Efficacy and Safety of Apixaban in Cancer-Associated Thromboembolism: A Narrative Review.

Journal: Cardiology in review

This narrative review examines apixaban for both treatment and prophylaxis of cancer‑associated venous thromboembolism (CA‑VTE).

Key points:

  • Context: CA‑VTE is common, serious, and historically managed with low–molecular‑weight heparin (LMWH). Direct oral anticoagulants (DOACs), particularly factor Xa inhibitors, are increasingly used but bleeding risk—especially in GI and GU cancers—remains the central concern.
  • Efficacy: Data from randomized trials, including CARAVAGGIO and AMPLIFY, show apixaban is noninferior to LMWH and conventional anticoagulation for preventing recurrent VTE in cancer patients.
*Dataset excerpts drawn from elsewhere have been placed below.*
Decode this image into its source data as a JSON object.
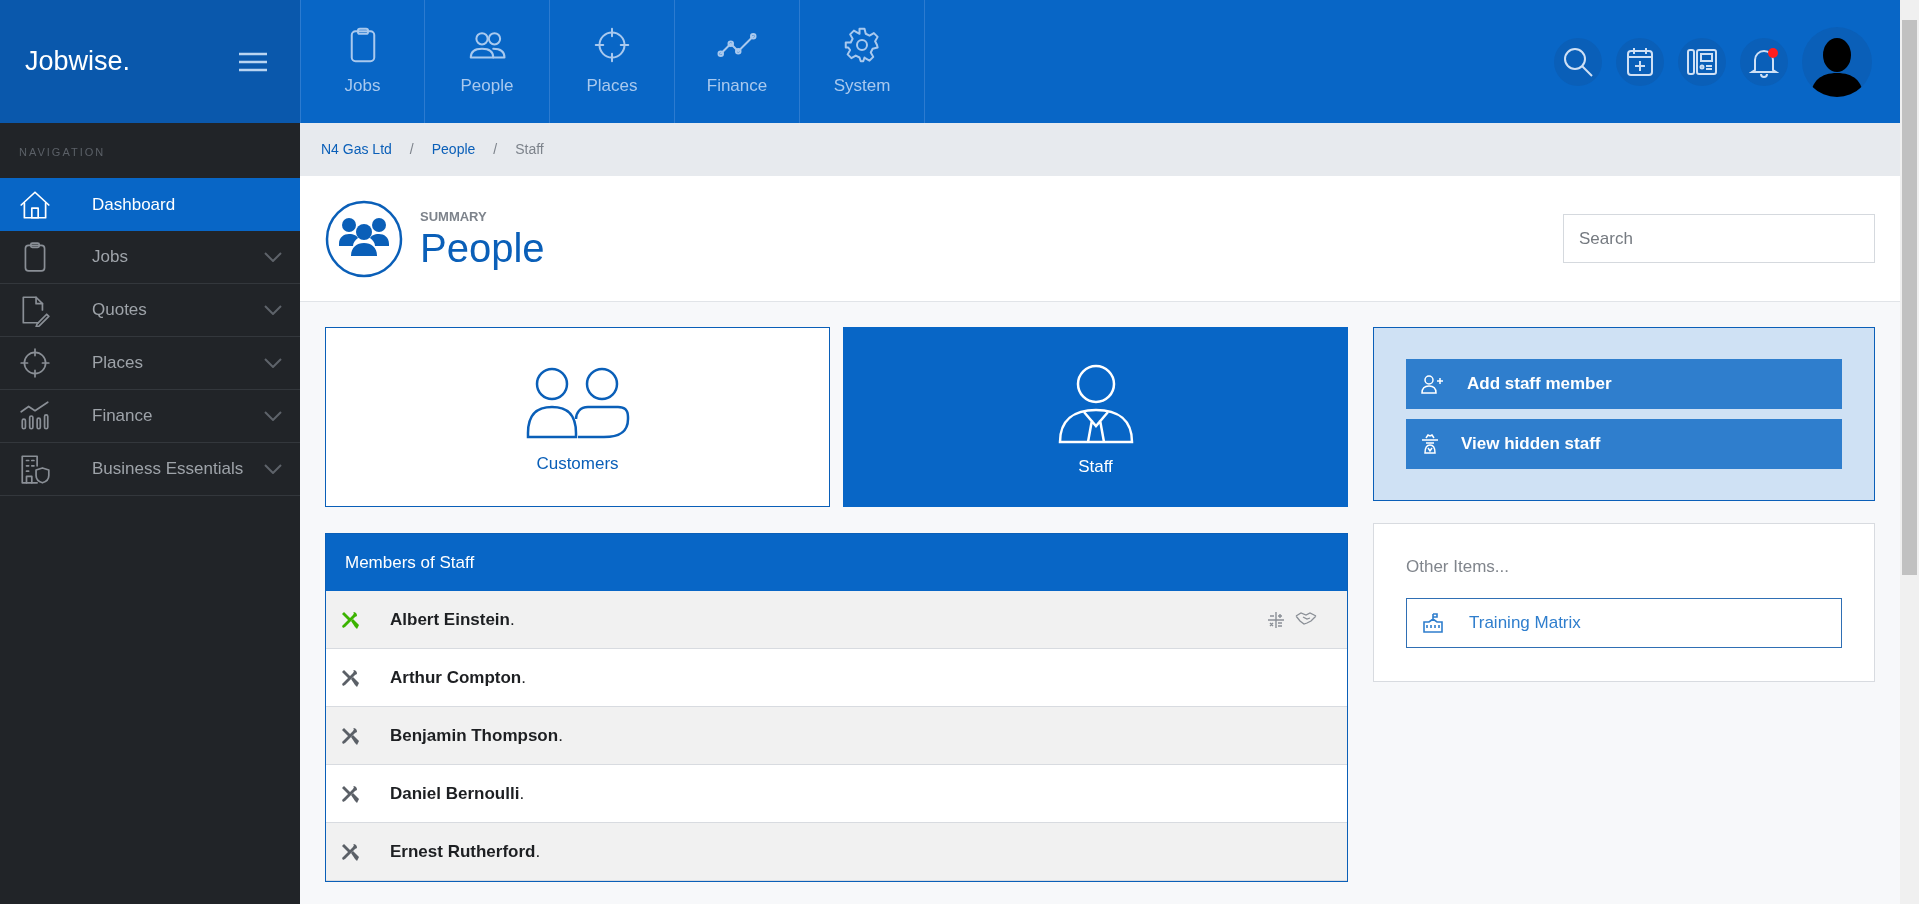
{
  "brand": "Jobwise.",
  "top_nav": [
    {
      "label": "Jobs"
    },
    {
      "label": "People"
    },
    {
      "label": "Places"
    },
    {
      "label": "Finance"
    },
    {
      "label": "System"
    }
  ],
  "toolbar": {
    "notifications_unread": true
  },
  "sidebar": {
    "heading": "NAVIGATION",
    "items": [
      {
        "label": "Dashboard",
        "selected": true,
        "expandable": false
      },
      {
        "label": "Jobs",
        "selected": false,
        "expandable": true
      },
      {
        "label": "Quotes",
        "selected": false,
        "expandable": true
      },
      {
        "label": "Places",
        "selected": false,
        "expandable": true
      },
      {
        "label": "Finance",
        "selected": false,
        "expandable": true
      },
      {
        "label": "Business Essentials",
        "selected": false,
        "expandable": true
      }
    ]
  },
  "breadcrumb": [
    {
      "label": "N4 Gas Ltd",
      "kind": "link"
    },
    {
      "label": "/",
      "kind": "separator"
    },
    {
      "label": "People",
      "kind": "link"
    },
    {
      "label": "/",
      "kind": "separator"
    },
    {
      "label": "Staff",
      "kind": "current"
    }
  ],
  "header": {
    "eyebrow": "SUMMARY",
    "title": "People",
    "search_placeholder": "Search"
  },
  "tiles": [
    {
      "label": "Customers",
      "kind": "customers",
      "selected": false
    },
    {
      "label": "Staff",
      "kind": "staff",
      "selected": true
    }
  ],
  "staff_panel": {
    "title": "Members of Staff",
    "rows": [
      {
        "name": "**Albert Einstein**.",
        "active": true,
        "actions": true
      },
      {
        "name": "**Arthur Compton**.",
        "active": false,
        "actions": false
      },
      {
        "name": "**Benjamin Thompson**.",
        "active": false,
        "actions": false
      },
      {
        "name": "**Daniel Bernoulli**.",
        "active": false,
        "actions": false
      },
      {
        "name": "**Ernest Rutherford**.",
        "active": false,
        "actions": false
      }
    ]
  },
  "actions": [
    {
      "label": "Add staff member"
    },
    {
      "label": "View hidden staff"
    }
  ],
  "other_items": {
    "title": "Other Items...",
    "links": [
      {
        "label": "Training Matrix"
      }
    ]
  }
}
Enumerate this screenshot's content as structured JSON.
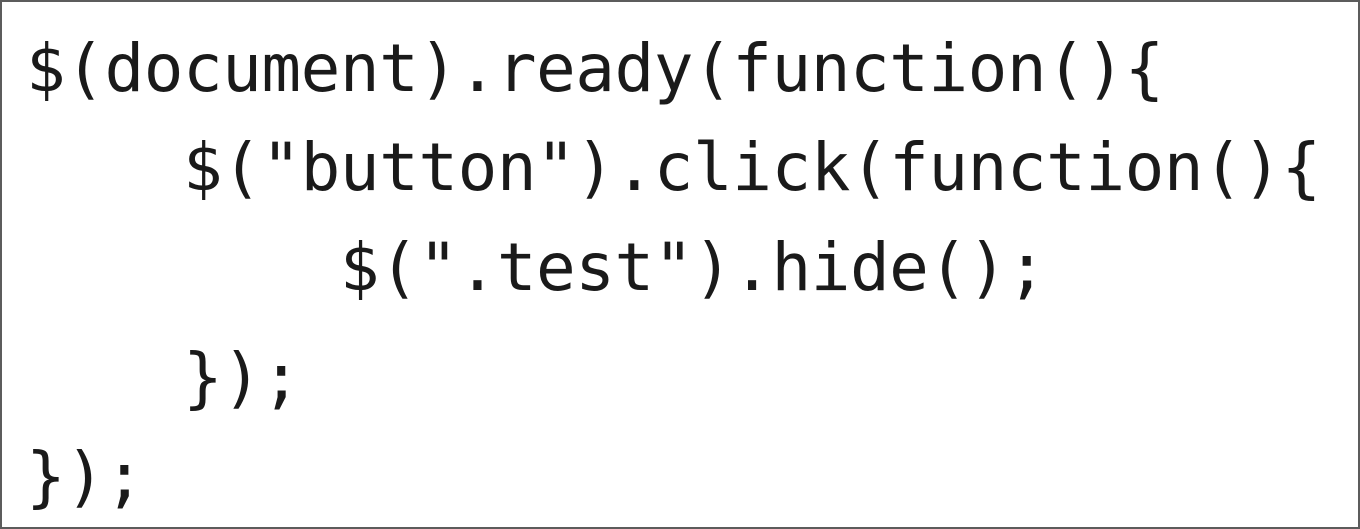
{
  "code": {
    "lines": [
      "$(document).ready(function(){",
      "    $(\"button\").click(function(){",
      "        $(\".test\").hide();",
      "    });",
      "});"
    ]
  }
}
Recurrent VTE rates are similar or lower with apixaban.
  • Safety: In selected cancer populations (notably those without active GI lesions), apixaban does not confer a statistically significant increase in major bleeding compared with LMWH or standard therapy.
  • Pharmacology: Advantages include oral administration, predictable pharmacokinetics, minimal need for lab monitoring, limited renal clearance, and relatively stable drug exposure—features that support its use in oncology patients and may improve adherence.
  • Limitations and gaps: Evidence remains heterogeneous and incomplete across all tumor types, especially higher‑bleeding‑risk malignancies. The authors emphasize the need for additional comparative and real‑world studies to better define which cancer populations derive the most net clinical benefit.